The first half of the day, I was in provincial court over my curfew tickets where not much was done; three curfew tickets were delayed until November 14 for a full day of trial. The “crime” in question is my work on the street, where I was doing journalism covering Quebec's strict curfew. Five others will have similar trials, where they're seeking to have these charges thrown out over unjustified delays, what's known as a Jordan motion.

After lunch, we went to the municipal court, where I learned the verdict on four tickets I was issued during the curfew. The judge there chose to believe the police officer over my testimony in three of the four cases. The one win I got here was because I was able to prove I had a rental car that did not have a modified exhaust, as the officer was asserting I was loudly revving my engine.

We are looking into appealing this decision but we haven't decided yet on that.

After that, I had a final trial for improper cellphone use, a ticket I got after being stopped by a police officer and filming him.

In this case, my argument was that the cop told me to stop, and that was a lawful order so I had to stop. Since I was told to stop, it was a legal place to stop for me. So I was allowed to use my phone in this instance.

While the prosecutor tried arguing that isn't the case, the judge said “Not guilty” and explained why I was right to film the officer, noting that he understands police don't like to be filmed but that isn't a crime.
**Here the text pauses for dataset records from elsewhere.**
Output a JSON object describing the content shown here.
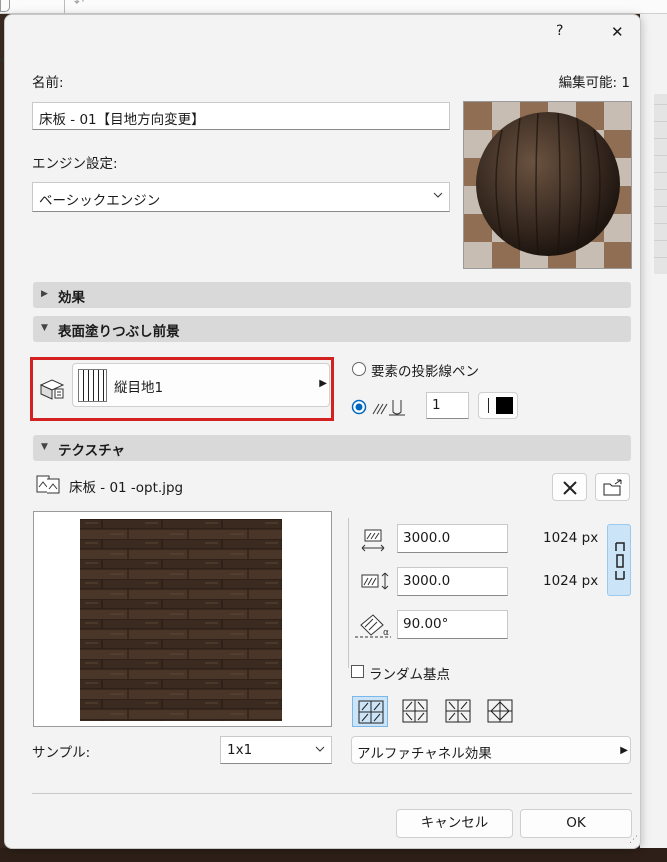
{
  "title_bar": {
    "help": "?",
    "close": "✕"
  },
  "name": {
    "label": "名前:",
    "value": "床板 - 01【目地方向変更】",
    "editable": "編集可能: 1"
  },
  "engine": {
    "label": "エンジン設定:",
    "value": "ベーシックエンジン"
  },
  "sections": {
    "effects": "効果",
    "surface": "表面塗りつぶし前景",
    "texture": "テクスチャ"
  },
  "surface": {
    "fill_name": "縦目地1",
    "radio_element_pen": "要素の投影線ペン",
    "pen_number": "1",
    "highlight_color": "#d32020"
  },
  "texture": {
    "file_name": "床板 - 01 -opt.jpg",
    "width": "3000.0",
    "height": "3000.0",
    "angle": "90.00°",
    "px_width": "1024 px",
    "px_height": "1024 px",
    "random_origin": "ランダム基点",
    "sample_label": "サンプル:",
    "sample_value": "1x1",
    "alpha_channel": "アルファチャネル効果"
  },
  "buttons": {
    "cancel": "キャンセル",
    "ok": "OK"
  },
  "colors": {
    "accent": "#0067c0",
    "wood_dark": "#3e2c20",
    "section_bg": "#d9d9d9"
  }
}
This two-year-old saga of covering the curfew isn't over. I am proud of the work I did, and would do it all over again if something like this ever happened again — the only difference is I would have more lighting and cameras, maybe.

To the police officers watching this video: you should be ashamed of yourselves for how you acted during the curfew.

I won't be deterred. I am proud of the work I did, and this travelling back and forth, in and out of court, has only made me a stronger fighter for freedom! See you back in court in November!